Ariad Pharmaceuticals (NASDAQ:ARIA) will release its quarterly report on Tuesday, and investors have recently seen their shares get crushed under the weight of terrible news from the FDA. As hopes for the company's lead drug fade, has Ariad lost its bid to upend Novartis (NYSE:NVS) and Bristol-Myers Squibb (NYSE:BMY) in the chronic myeloid leukemia space?

Ariad

Source: Ariad Pharmaceuticals.

Until last month, Ariad Pharmaceuticals was mostly a success story, with its Iclusig leukemia treatment having gained FDA approval in December 2012 under its accelerated approval program. But lately, word that trial patients were developing serious arterial blood clots sent the stock plunging. Can Ariad recover from the negative news and the resulting request from the FDA for it to suspend sales of Iclusig? Let's take an early look at what's been happening with Ariad Pharmaceuticals over the past quarter and what we're likely to see in its report.

Stats on Ariad Pharmaceuticals

Analyst EPS Estimate

($0.43)

Year-Ago EPS

($0.32)

Revenue Estimate

$16.67 million

Year-Ago Revenue

$85,000

Earnings Beats in Past 4 Quarters

2

Source: Yahoo! Finance.

What's in store for Ariad earnings?
Somewhat surprisingly, analysts have seemed to get more optimistic about Ariad earnings recently. They've kept near-term estimates steady, but in just the past month, they've narrowed their loss projections by a quarter per share. The stock, though, has lost 88% of its value since early August.
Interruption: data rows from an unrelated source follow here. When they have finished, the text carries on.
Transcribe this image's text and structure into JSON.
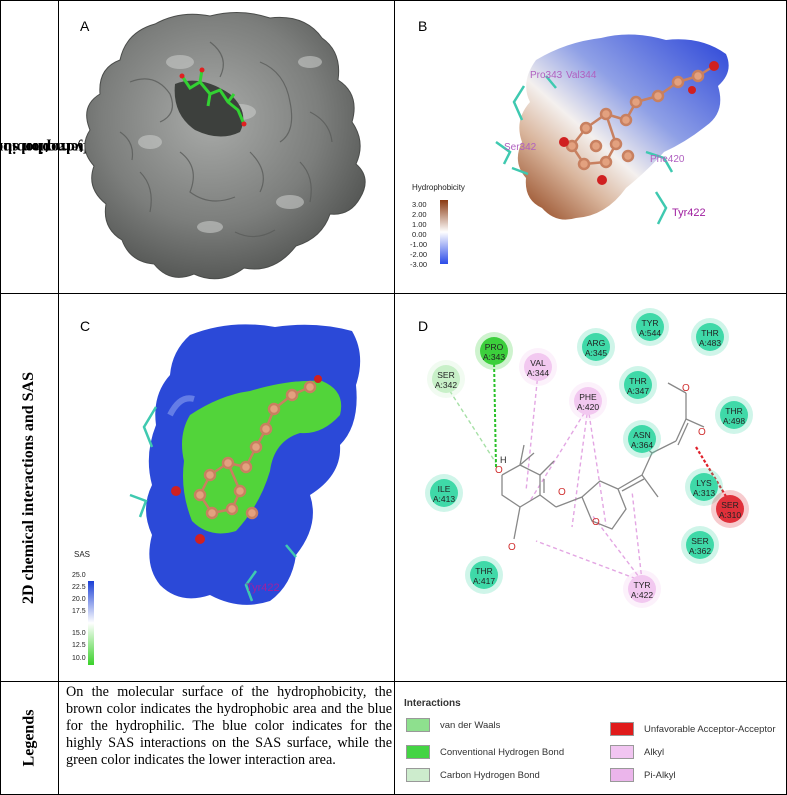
{
  "row_labels": {
    "row1": "Interaction surface and Hydrophobibcty",
    "row1_line1": "Interaction surface and",
    "row1_line2": "Hydrophobibcty",
    "row2": "2D chemical interactions and SAS",
    "row3": "Legends"
  },
  "panels": {
    "a": {
      "letter": "A"
    },
    "b": {
      "letter": "B",
      "residues": [
        "Pro343",
        "Val344",
        "Ser342",
        "Phe420",
        "Tyr422"
      ],
      "scale_title": "Hydrophobicity",
      "scale_ticks": [
        "3.00",
        "2.00",
        "1.00",
        "0.00",
        "-1.00",
        "-2.00",
        "-3.00"
      ],
      "scale_colors": {
        "top": "#8b3a12",
        "mid": "#ffffff",
        "bottom": "#2b4be8"
      }
    },
    "c": {
      "letter": "C",
      "residue": "Tyr422",
      "scale_title": "SAS",
      "scale_ticks": [
        "25.0",
        "22.5",
        "20.0",
        "17.5",
        "15.0",
        "12.5",
        "10.0"
      ],
      "scale_colors": {
        "top": "#1a3fd6",
        "mid": "#ffffff",
        "bottom": "#3ad12a"
      }
    },
    "d": {
      "letter": "D",
      "residues": [
        {
          "name": "SER",
          "id": "A:342",
          "kind": "carbon-hb",
          "color": "#c8f0c8"
        },
        {
          "name": "PRO",
          "id": "A:343",
          "kind": "conventional-hb",
          "color": "#3ccf3c"
        },
        {
          "name": "VAL",
          "id": "A:344",
          "kind": "alkyl",
          "color": "#f2c8f0"
        },
        {
          "name": "ARG",
          "id": "A:345",
          "kind": "vdw",
          "color": "#3fd9a8"
        },
        {
          "name": "TYR",
          "id": "A:544",
          "kind": "vdw",
          "color": "#3fd9a8"
        },
        {
          "name": "THR",
          "id": "A:483",
          "kind": "vdw",
          "color": "#3fd9a8"
        },
        {
          "name": "THR",
          "id": "A:347",
          "kind": "vdw",
          "color": "#3fd9a8"
        },
        {
          "name": "PHE",
          "id": "A:420",
          "kind": "pi-alkyl",
          "color": "#f2c8f0"
        },
        {
          "name": "THR",
          "id": "A:498",
          "kind": "vdw",
          "color": "#3fd9a8"
        },
        {
          "name": "ASN",
          "id": "A:364",
          "kind": "vdw",
          "color": "#3fd9a8"
        },
        {
          "name": "ILE",
          "id": "A:413",
          "kind": "vdw",
          "color": "#3fd9a8"
        },
        {
          "name": "LYS",
          "id": "A:313",
          "kind": "vdw",
          "color": "#3fd9a8"
        },
        {
          "name": "SER",
          "id": "A:310",
          "kind": "unfavorable",
          "color": "#e0303a"
        },
        {
          "name": "SER",
          "id": "A:362",
          "kind": "vdw",
          "color": "#3fd9a8"
        },
        {
          "name": "THR",
          "id": "A:417",
          "kind": "vdw",
          "color": "#3fd9a8"
        },
        {
          "name": "TYR",
          "id": "A:422",
          "kind": "alkyl",
          "color": "#f2c8f0"
        }
      ],
      "atom_labels": {
        "h": "H"
      }
    }
  },
  "legend_text": "On the molecular surface of the hydrophobicity, the brown color indicates the hydrophobic area and the blue for the hydrophilic. The blue color indicates for the highly SAS interactions on the SAS surface, while the green color indicates the lower interaction area.",
  "interactions": {
    "title": "Interactions",
    "items": [
      {
        "label": "van der Waals",
        "color": "#8ee08e"
      },
      {
        "label": "Conventional Hydrogen Bond",
        "color": "#44d444"
      },
      {
        "label": "Carbon Hydrogen Bond",
        "color": "#cdeccd"
      },
      {
        "label": "Unfavorable Acceptor-Acceptor",
        "color": "#e01b1b"
      },
      {
        "label": "Alkyl",
        "color": "#f1c5f1"
      },
      {
        "label": "Pi-Alkyl",
        "color": "#ebb5eb"
      }
    ]
  }
}
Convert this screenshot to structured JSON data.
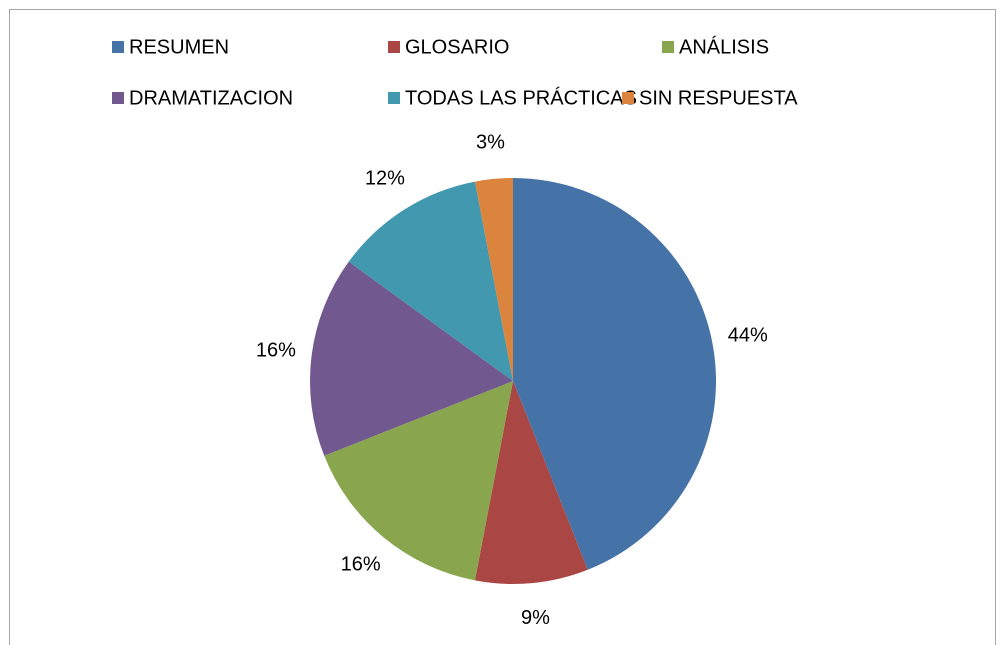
{
  "chart_data": {
    "type": "pie",
    "categories": [
      "RESUMEN",
      "GLOSARIO",
      "ANÁLISIS",
      "DRAMATIZACION",
      "TODAS LAS PRÁCTICAS",
      "SIN RESPUESTA"
    ],
    "values": [
      44,
      9,
      16,
      16,
      12,
      3
    ],
    "value_labels": [
      "44%",
      "9%",
      "16%",
      "16%",
      "12%",
      "3%"
    ],
    "colors": [
      "#4572a7",
      "#aa4643",
      "#89a54e",
      "#71588f",
      "#4198af",
      "#db843d"
    ],
    "legend": "top"
  }
}
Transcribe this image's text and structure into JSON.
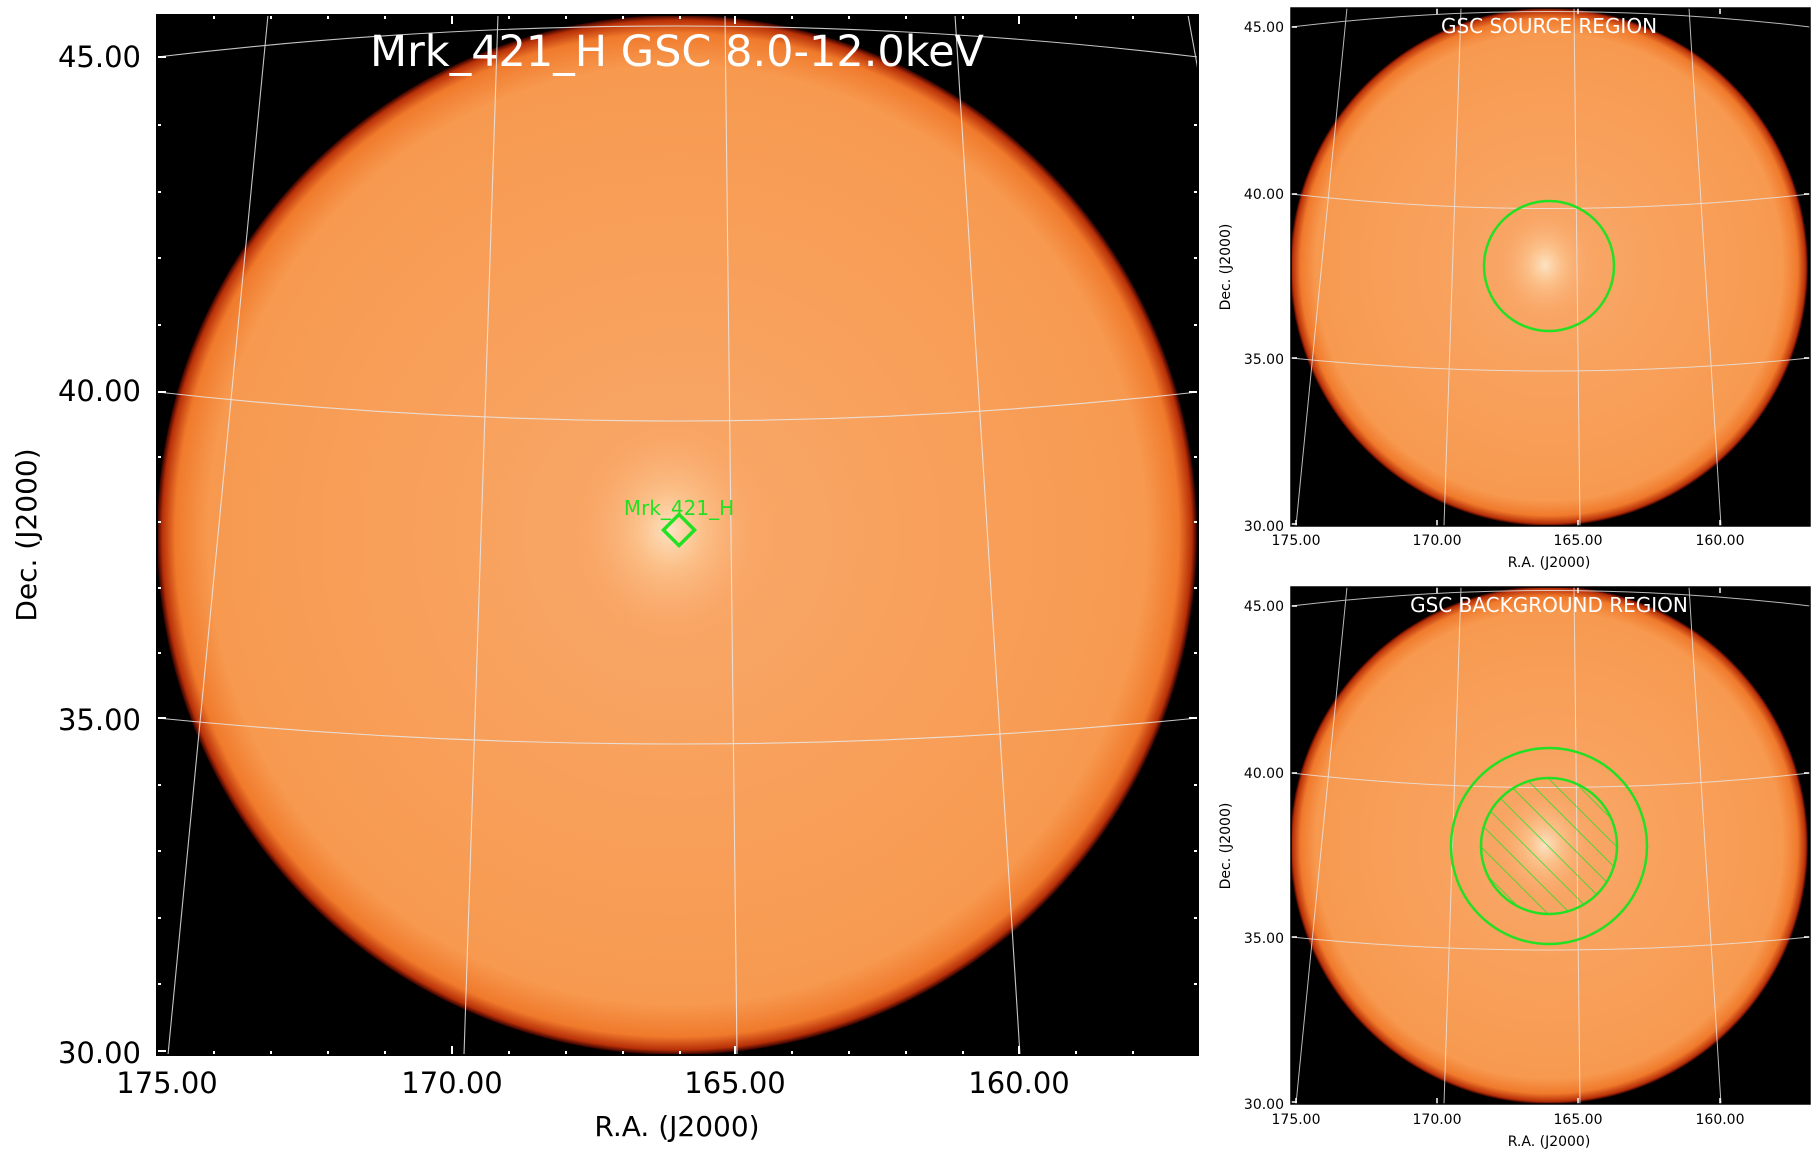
{
  "panels": {
    "main": {
      "title": "Mrk_421_H GSC 8.0-12.0keV",
      "xlabel": "R.A. (J2000)",
      "ylabel": "Dec. (J2000)",
      "x_ticks": [
        "175.00",
        "170.00",
        "165.00",
        "160.00"
      ],
      "y_ticks": [
        "45.00",
        "40.00",
        "35.00",
        "30.00"
      ],
      "source_label": "Mrk_421_H"
    },
    "source_region": {
      "title": "GSC SOURCE REGION",
      "xlabel": "R.A. (J2000)",
      "ylabel": "Dec. (J2000)",
      "x_ticks": [
        "175.00",
        "170.00",
        "165.00",
        "160.00"
      ],
      "y_ticks": [
        "45.00",
        "40.00",
        "35.00",
        "30.00"
      ]
    },
    "background_region": {
      "title": "GSC BACKGROUND REGION",
      "xlabel": "R.A. (J2000)",
      "ylabel": "Dec. (J2000)",
      "x_ticks": [
        "175.00",
        "170.00",
        "165.00",
        "160.00"
      ],
      "y_ticks": [
        "45.00",
        "40.00",
        "35.00",
        "30.00"
      ]
    }
  },
  "colors": {
    "sky_fill": "#f7a35c",
    "sky_edge": "#a01800",
    "frame_bg": "#000000",
    "region": "#22e022",
    "grid": "#e8e8e8"
  }
}
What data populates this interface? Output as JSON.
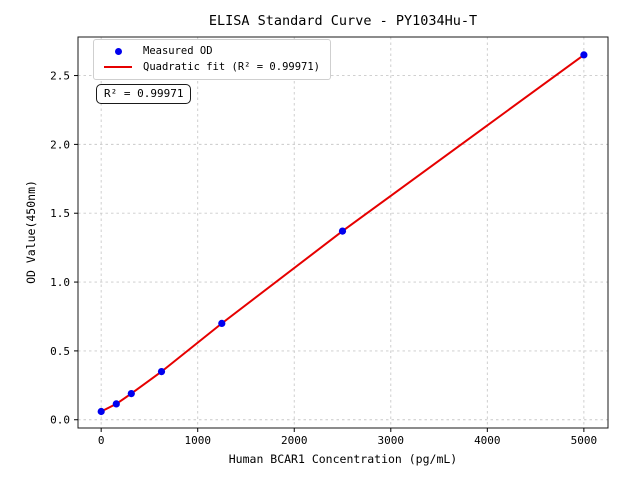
{
  "chart_data": {
    "type": "scatter",
    "title": "ELISA Standard Curve - PY1034Hu-T",
    "xlabel": "Human BCAR1 Concentration (pg/mL)",
    "ylabel": "OD Value(450nm)",
    "annotation": "R² = 0.99971",
    "r_squared": 0.99971,
    "grid": true,
    "legend_position": "upper left",
    "xlim": [
      -240,
      5250
    ],
    "ylim": [
      -0.06,
      2.78
    ],
    "x_ticks": [
      0,
      1000,
      2000,
      3000,
      4000,
      5000
    ],
    "x_tick_labels": [
      "0",
      "1000",
      "2000",
      "3000",
      "4000",
      "5000"
    ],
    "y_ticks": [
      0.0,
      0.5,
      1.0,
      1.5,
      2.0,
      2.5
    ],
    "y_tick_labels": [
      "0.0",
      "0.5",
      "1.0",
      "1.5",
      "2.0",
      "2.5"
    ],
    "series": [
      {
        "name": "Measured OD",
        "type": "scatter",
        "color": "#0000ee",
        "marker": "circle",
        "x": [
          0,
          156.25,
          312.5,
          625,
          1250,
          2500,
          5000
        ],
        "y": [
          0.06,
          0.115,
          0.19,
          0.35,
          0.7,
          1.37,
          2.65
        ]
      },
      {
        "name": "Quadratic fit (R² = 0.99971)",
        "type": "line",
        "color": "#e60000",
        "fit": "quadratic",
        "x": [
          0,
          156.25,
          312.5,
          625,
          1250,
          2500,
          5000
        ],
        "y": [
          0.06,
          0.115,
          0.19,
          0.35,
          0.7,
          1.37,
          2.65
        ]
      }
    ],
    "legend_entries": [
      {
        "label": "Measured OD",
        "marker": "dot",
        "color": "#0000ee"
      },
      {
        "label": "Quadratic fit (R² = 0.99971)",
        "marker": "line",
        "color": "#e60000"
      }
    ]
  }
}
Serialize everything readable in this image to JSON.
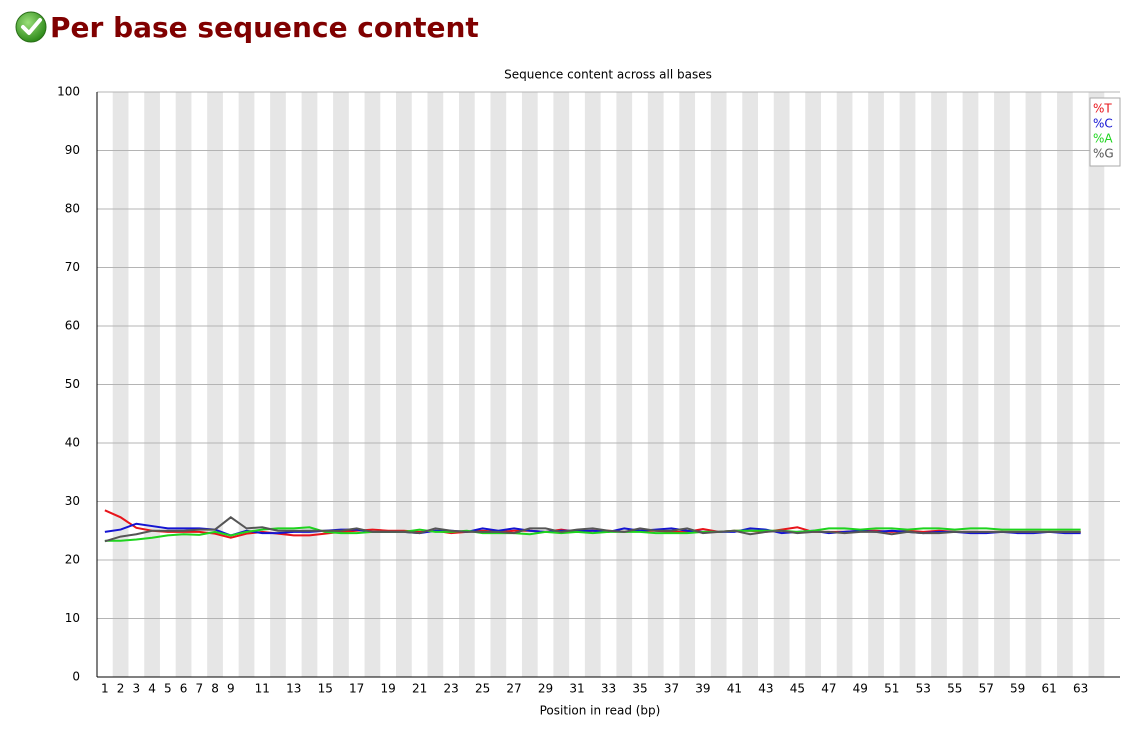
{
  "header": {
    "title": "Per base sequence content"
  },
  "chart_data": {
    "type": "line",
    "title": "Sequence content across all bases",
    "x_label": "Position in read (bp)",
    "categories": [
      "1",
      "2",
      "3",
      "4",
      "5",
      "6",
      "7",
      "8",
      "9",
      null,
      "11",
      null,
      "13",
      null,
      "15",
      null,
      "17",
      null,
      "19",
      null,
      "21",
      null,
      "23",
      null,
      "25",
      null,
      "27",
      null,
      "29",
      null,
      "31",
      null,
      "33",
      null,
      "35",
      null,
      "37",
      null,
      "39",
      null,
      "41",
      null,
      "43",
      null,
      "45",
      null,
      "47",
      null,
      "49",
      null,
      "51",
      null,
      "53",
      null,
      "55",
      null,
      "57",
      null,
      "59",
      null,
      "61",
      null,
      "63"
    ],
    "series": [
      {
        "name": "%T",
        "color": "#e8141a",
        "values": [
          28.5,
          27.3,
          25.5,
          25,
          24.8,
          24.8,
          24.8,
          24.5,
          23.8,
          24.5,
          24.8,
          24.5,
          24.2,
          24.2,
          24.5,
          24.8,
          25,
          25.2,
          25,
          25,
          24.8,
          25,
          24.6,
          24.8,
          25,
          24.8,
          25,
          25,
          24.8,
          25.2,
          24.8,
          25,
          25,
          24.8,
          25,
          25,
          24.8,
          24.8,
          25.3,
          24.8,
          25,
          25,
          24.8,
          25.2,
          25.6,
          24.8,
          24.8,
          24.8,
          25,
          25,
          24.8,
          25,
          24.8,
          25,
          24.8,
          24.8,
          24.8,
          24.8,
          24.8,
          24.8,
          24.8,
          24.8,
          24.8
        ]
      },
      {
        "name": "%C",
        "color": "#1414d2",
        "values": [
          24.8,
          25.2,
          26.2,
          25.8,
          25.4,
          25.4,
          25.4,
          25.2,
          24.2,
          25,
          24.6,
          24.6,
          24.8,
          24.8,
          25,
          25.2,
          25.2,
          24.8,
          24.8,
          24.8,
          24.6,
          25,
          25,
          24.8,
          25.4,
          25,
          25.4,
          25,
          24.8,
          25,
          25,
          25,
          24.8,
          25.4,
          25,
          25.2,
          25.4,
          25,
          24.8,
          24.8,
          24.8,
          25.4,
          25.2,
          24.6,
          24.8,
          25,
          24.6,
          24.8,
          25,
          24.8,
          25,
          24.8,
          24.6,
          24.8,
          24.8,
          24.6,
          24.6,
          24.8,
          24.6,
          24.6,
          24.8,
          24.6,
          24.6
        ]
      },
      {
        "name": "%A",
        "color": "#1ed41e",
        "values": [
          23.3,
          23.3,
          23.5,
          23.8,
          24.2,
          24.4,
          24.3,
          24.8,
          24.2,
          24.8,
          25.2,
          25.4,
          25.4,
          25.6,
          24.8,
          24.6,
          24.6,
          24.8,
          24.8,
          24.8,
          25.2,
          24.8,
          24.8,
          25,
          24.6,
          24.6,
          24.6,
          24.4,
          24.8,
          24.6,
          24.8,
          24.6,
          24.8,
          24.8,
          24.8,
          24.6,
          24.6,
          24.6,
          24.8,
          24.8,
          25,
          25,
          25,
          25,
          24.8,
          25,
          25.4,
          25.4,
          25.2,
          25.4,
          25.4,
          25.2,
          25.4,
          25.4,
          25.2,
          25.4,
          25.4,
          25.2,
          25.2,
          25.2,
          25.2,
          25.2,
          25.2
        ]
      },
      {
        "name": "%G",
        "color": "#555555",
        "values": [
          23.2,
          24,
          24.4,
          25,
          25,
          25,
          25.2,
          25.2,
          27.3,
          25.4,
          25.6,
          25,
          25,
          25,
          25,
          25,
          25.4,
          24.8,
          24.8,
          24.8,
          24.6,
          25.4,
          25,
          24.8,
          24.8,
          24.8,
          24.6,
          25.4,
          25.4,
          24.8,
          25.2,
          25.4,
          25,
          24.8,
          25.4,
          25,
          25,
          25.4,
          24.6,
          24.8,
          25,
          24.4,
          24.8,
          25,
          24.6,
          24.8,
          24.8,
          24.6,
          24.8,
          24.8,
          24.4,
          24.8,
          24.6,
          24.6,
          24.8,
          24.8,
          24.8,
          24.8,
          24.8,
          24.8,
          24.8,
          24.8,
          24.8
        ]
      }
    ],
    "ylim": [
      0,
      100
    ],
    "yticks": [
      0,
      10,
      20,
      30,
      40,
      50,
      60,
      70,
      80,
      90,
      100
    ],
    "grid": true,
    "legend": "upper right"
  }
}
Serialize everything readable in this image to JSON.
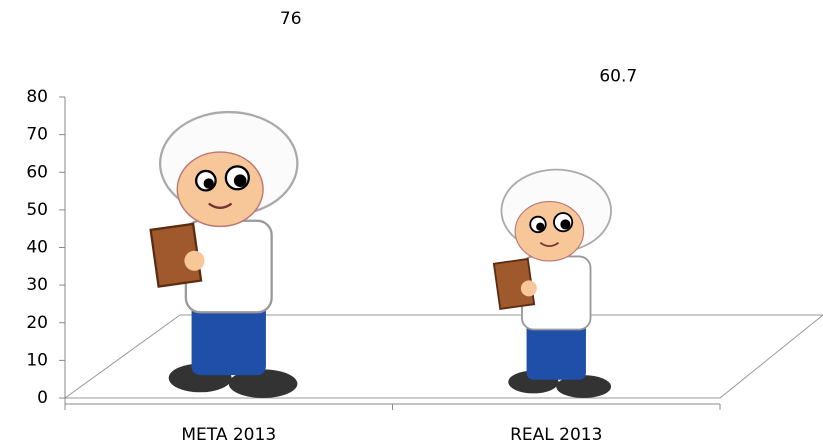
{
  "chart_data": {
    "type": "pictograph",
    "categories": [
      "META 2013",
      "REAL 2013"
    ],
    "values": [
      76,
      60.7
    ],
    "ylim": [
      0,
      80
    ],
    "yticks": [
      0,
      10,
      20,
      30,
      40,
      50,
      60,
      70,
      80
    ]
  }
}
Ariad had counted on having Iclusig become a big revenue booster, and early indications were good. In its second-quarter results, the company said sales had more than doubled from the previous quarter, with the company outpacing where Novartis' Tasigna had been right after its own launch. The fact that patients had to have already failed under treatments from Bristol-Myers Squibb or Novartis before using Iclusig was a negative, but doctors seemed to be gravitating toward prescribing Iclusig.

Ariad quickly saw things go downhill from there, though, with bad news coming in three distinct waves. In early October, Ariad said that Iclusig had led to almost 12% of patients developing severe arterial thrombosis, leading to an FDA clinical halt. That by itself posed a serious threat to Ariad's plans to seek approval to market Iclusig as a first-line treatment to substitute for Novartis' Gleevec or Bristol-Myers' Sprycel.

Later in the month, the hammer fell twice more. First, Ariad said it would discontinue its late-stage clinical study of Iclusig against Novartis' Gleevec. Then, the FDA delivered another huge blow just a couple weeks ago, asking Ariad to stop selling Iclusig temporarily while it looks more closely at the drug's safety.

The problem Ariad faces is that its entire future is in doubt. While it's not a sure thing that Iclusig won't recover, it's far from certain. With only one of the company's phase 2 trials involving a drug other than Iclusig, Ariad decided to cut its workforce by 40% in order to cut costs in an effort to survive. That's consistent with moves from Bristol-Myers Squibb and Novartis to do layoffs, but in Ariad's case, cost cutting is a lot more essential to the company's existence.

In the Ariad earnings report, watch for any sign of progress on the FDA's investigation. Ariad needs to have Iclusig cleared for further sales in order to have a chance of recovering its lost ground. Otherwise, shareholders might never see the stock bounce.